Appraisals the new hurdle in home sales

As if sellers weren't having a hard enough time in this market... over the past few months, more sales contracts are falling apart - and more are happening due to low appraisals.

In "normal" housing markets, it's less common that problems arise once a contract is signed, but here's a quick look at issues that are happening with some frequency now:
  • Home Inspections - always good practice, but when the market was slanted towards sellers many buyers were waiving the inspection process. Now, buyers are often expecting the sellers to fix even minor issues or canceling a contract.
  • Financing - as most everyone is aware, lenders are giving far more scrutiny to the buyer and financing can fall through even after someone has been pre-approved. Sometimes a new lender can be found, many times not.
  • Appraisals - the concern is now that appraisers are being overly conservative in the valuation of a property. If the house does not appraise, then the buyer is faced with paying the difference, or the seller is asked to reduce the sales price (or somewhere in between). After sometimes difficult negotiations up to that point, you often have a situation where neither party feels they should budge.
A lot of press has been given to the recently implemented HVCC or Home Valuation Code of Conduct. The guidelines stem from an agreement between Fannie Mae, Freddie Mac, and New York's State Attorney General to eliminate conflicts of interest. Without going into a lot of detail, essentially it seeks to ensure the independence of home appraisers.
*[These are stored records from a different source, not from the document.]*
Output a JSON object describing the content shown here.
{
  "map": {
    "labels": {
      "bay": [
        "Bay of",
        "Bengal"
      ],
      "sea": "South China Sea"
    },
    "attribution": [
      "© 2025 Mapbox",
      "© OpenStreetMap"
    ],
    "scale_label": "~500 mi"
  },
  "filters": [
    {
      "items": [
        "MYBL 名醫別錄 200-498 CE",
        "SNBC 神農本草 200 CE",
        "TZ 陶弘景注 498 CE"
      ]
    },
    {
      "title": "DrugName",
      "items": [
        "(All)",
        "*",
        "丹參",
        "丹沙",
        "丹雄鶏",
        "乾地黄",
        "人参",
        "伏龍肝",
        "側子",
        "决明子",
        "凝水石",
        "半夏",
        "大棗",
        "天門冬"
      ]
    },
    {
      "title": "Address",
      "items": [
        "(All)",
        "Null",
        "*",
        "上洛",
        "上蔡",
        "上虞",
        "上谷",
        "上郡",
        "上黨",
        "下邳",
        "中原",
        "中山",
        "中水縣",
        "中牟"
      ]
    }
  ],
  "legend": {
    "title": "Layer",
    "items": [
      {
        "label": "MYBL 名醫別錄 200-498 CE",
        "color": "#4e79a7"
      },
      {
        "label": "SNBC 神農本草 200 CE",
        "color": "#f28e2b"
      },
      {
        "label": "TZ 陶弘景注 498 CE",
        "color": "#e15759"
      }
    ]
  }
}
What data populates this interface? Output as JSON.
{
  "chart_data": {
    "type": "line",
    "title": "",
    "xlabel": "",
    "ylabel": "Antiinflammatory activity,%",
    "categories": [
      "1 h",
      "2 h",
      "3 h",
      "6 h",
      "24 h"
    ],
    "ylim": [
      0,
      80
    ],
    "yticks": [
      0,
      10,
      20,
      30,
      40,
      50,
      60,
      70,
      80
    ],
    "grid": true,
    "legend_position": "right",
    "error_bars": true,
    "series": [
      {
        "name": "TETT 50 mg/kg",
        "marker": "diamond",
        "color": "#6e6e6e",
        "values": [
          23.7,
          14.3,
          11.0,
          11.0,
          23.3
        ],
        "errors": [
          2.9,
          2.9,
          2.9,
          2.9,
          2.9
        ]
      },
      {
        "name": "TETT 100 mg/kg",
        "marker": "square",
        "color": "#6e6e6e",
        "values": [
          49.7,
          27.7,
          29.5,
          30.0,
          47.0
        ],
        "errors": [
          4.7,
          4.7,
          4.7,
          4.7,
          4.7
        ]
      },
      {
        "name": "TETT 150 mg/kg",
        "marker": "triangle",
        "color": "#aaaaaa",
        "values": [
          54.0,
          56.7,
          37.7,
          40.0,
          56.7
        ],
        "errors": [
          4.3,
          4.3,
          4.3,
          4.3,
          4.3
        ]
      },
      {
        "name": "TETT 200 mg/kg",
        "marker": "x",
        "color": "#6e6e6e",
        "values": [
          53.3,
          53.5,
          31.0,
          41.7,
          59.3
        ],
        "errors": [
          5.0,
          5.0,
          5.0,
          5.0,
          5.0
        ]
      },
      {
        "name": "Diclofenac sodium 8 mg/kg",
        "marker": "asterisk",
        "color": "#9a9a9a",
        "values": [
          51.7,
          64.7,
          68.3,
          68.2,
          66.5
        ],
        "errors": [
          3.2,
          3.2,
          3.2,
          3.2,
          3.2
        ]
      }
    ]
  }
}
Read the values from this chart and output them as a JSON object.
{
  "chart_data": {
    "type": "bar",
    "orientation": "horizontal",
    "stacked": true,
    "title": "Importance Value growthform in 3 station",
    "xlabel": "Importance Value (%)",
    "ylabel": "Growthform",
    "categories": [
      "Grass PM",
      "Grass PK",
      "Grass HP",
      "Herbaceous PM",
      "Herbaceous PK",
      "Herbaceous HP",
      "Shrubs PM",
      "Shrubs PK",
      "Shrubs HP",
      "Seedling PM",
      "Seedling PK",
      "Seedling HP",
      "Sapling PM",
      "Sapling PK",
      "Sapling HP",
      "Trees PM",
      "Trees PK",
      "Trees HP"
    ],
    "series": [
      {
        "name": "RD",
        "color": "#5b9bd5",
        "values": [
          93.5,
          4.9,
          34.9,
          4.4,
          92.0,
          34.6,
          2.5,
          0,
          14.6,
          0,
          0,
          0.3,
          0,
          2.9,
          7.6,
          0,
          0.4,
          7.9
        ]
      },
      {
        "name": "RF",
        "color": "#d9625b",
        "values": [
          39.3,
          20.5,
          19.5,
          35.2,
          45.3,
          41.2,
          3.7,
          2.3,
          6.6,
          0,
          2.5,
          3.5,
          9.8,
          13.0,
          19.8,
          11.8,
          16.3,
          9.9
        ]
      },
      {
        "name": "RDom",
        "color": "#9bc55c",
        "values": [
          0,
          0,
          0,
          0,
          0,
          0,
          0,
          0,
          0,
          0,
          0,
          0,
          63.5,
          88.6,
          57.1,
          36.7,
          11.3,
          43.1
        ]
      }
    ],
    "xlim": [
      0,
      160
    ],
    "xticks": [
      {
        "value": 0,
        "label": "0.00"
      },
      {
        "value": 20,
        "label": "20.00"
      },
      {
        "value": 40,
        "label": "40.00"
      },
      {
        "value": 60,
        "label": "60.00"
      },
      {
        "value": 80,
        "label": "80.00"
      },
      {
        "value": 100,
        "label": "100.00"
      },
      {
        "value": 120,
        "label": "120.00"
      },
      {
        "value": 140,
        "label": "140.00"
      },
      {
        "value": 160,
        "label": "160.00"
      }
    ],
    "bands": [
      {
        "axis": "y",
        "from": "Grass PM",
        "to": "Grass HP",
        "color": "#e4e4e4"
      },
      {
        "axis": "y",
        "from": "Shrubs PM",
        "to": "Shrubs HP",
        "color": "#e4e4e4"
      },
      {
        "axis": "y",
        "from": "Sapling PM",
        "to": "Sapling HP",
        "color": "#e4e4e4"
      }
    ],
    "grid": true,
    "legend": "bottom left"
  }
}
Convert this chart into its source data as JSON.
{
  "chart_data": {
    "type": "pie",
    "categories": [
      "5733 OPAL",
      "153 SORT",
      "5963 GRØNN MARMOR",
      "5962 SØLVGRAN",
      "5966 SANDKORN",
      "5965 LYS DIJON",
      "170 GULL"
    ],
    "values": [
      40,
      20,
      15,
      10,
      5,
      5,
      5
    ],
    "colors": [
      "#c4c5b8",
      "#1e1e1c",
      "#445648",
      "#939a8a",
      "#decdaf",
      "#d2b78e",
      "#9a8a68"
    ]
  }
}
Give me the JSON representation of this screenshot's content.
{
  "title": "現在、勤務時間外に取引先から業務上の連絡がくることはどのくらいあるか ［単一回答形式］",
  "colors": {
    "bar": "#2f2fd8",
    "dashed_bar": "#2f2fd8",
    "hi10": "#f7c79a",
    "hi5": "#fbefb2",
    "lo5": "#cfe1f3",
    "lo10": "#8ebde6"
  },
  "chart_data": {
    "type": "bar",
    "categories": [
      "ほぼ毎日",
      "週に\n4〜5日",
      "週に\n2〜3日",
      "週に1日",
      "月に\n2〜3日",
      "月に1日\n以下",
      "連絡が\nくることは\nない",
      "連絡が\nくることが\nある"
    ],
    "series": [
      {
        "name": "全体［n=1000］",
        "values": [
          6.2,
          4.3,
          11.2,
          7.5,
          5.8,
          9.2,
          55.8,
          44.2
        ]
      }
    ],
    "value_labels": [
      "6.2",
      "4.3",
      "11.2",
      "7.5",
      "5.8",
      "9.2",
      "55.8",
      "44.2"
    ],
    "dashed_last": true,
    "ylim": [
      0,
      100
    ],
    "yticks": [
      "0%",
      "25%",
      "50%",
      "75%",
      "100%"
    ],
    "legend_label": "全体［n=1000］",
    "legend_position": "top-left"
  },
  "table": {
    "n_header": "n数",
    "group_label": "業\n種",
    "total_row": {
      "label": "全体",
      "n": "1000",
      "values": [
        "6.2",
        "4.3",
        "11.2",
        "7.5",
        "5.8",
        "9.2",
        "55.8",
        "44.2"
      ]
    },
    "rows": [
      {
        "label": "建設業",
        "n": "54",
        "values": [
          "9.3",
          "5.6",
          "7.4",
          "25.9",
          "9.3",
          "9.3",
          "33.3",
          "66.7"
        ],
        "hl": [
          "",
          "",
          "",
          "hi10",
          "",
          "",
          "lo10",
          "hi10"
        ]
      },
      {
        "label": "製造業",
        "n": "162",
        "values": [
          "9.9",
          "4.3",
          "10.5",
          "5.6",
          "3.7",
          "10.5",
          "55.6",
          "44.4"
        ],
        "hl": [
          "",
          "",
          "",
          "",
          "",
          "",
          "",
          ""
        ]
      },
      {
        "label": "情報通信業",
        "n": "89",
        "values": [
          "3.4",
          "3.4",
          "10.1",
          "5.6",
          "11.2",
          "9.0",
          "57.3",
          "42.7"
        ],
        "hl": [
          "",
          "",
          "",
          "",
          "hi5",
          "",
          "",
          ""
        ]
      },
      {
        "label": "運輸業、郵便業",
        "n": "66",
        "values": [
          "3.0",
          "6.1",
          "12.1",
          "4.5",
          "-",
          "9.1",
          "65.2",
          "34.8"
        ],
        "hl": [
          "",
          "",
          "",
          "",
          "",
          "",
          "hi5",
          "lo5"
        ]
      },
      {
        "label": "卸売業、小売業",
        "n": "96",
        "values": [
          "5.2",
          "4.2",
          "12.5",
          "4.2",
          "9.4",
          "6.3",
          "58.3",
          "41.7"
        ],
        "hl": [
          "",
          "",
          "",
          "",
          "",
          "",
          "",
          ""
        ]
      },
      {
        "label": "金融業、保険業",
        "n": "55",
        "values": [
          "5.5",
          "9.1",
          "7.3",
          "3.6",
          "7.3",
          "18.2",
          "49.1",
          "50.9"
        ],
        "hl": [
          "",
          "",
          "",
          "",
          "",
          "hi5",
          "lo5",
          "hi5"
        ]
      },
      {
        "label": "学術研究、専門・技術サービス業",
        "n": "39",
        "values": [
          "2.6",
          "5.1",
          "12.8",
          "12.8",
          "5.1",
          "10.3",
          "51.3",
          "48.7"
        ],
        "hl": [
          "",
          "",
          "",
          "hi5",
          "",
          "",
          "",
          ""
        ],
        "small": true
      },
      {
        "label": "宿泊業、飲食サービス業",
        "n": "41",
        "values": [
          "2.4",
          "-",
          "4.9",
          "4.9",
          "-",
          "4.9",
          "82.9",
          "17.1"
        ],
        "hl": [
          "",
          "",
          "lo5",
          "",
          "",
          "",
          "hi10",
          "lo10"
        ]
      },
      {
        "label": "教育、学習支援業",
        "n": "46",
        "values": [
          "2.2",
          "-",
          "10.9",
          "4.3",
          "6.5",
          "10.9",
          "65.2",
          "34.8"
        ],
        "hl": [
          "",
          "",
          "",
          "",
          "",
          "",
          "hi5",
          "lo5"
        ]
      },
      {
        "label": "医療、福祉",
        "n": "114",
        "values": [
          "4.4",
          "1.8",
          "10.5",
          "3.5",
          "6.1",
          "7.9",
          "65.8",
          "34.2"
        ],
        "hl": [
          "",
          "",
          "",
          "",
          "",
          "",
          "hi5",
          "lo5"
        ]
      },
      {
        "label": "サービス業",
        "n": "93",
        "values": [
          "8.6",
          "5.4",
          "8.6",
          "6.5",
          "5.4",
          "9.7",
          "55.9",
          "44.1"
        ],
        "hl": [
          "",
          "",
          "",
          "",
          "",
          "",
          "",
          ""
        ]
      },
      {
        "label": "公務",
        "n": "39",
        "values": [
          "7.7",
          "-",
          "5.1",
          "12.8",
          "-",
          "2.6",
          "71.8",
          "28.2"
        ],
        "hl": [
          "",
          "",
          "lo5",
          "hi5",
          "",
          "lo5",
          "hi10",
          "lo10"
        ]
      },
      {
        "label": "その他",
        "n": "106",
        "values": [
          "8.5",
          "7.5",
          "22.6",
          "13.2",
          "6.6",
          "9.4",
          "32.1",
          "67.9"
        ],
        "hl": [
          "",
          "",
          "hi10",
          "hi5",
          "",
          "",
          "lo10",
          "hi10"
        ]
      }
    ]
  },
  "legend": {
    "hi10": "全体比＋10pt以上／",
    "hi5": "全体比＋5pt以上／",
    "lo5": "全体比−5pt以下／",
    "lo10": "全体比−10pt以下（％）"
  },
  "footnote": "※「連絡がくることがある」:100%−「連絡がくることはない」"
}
As things of this nature often do, a fair amount of confusion exists over what's OK and what's not. And as one would expect, the (over)reaction is to err on the side of caution. With a number of sales being canceled due to low valuations, many are pointing the finger at the use of inexperienced and out-of-area appraisers (i.e., they don't know the local market). While the intent of the HVCC may have been positive, the law of unintended consequences is having a significant impact.

The complexities and issues in today's housing market will take time to sort out and may require an abundance of calm and patience whether buying or selling, but it's still important to note that many home sales can and do get done without problems.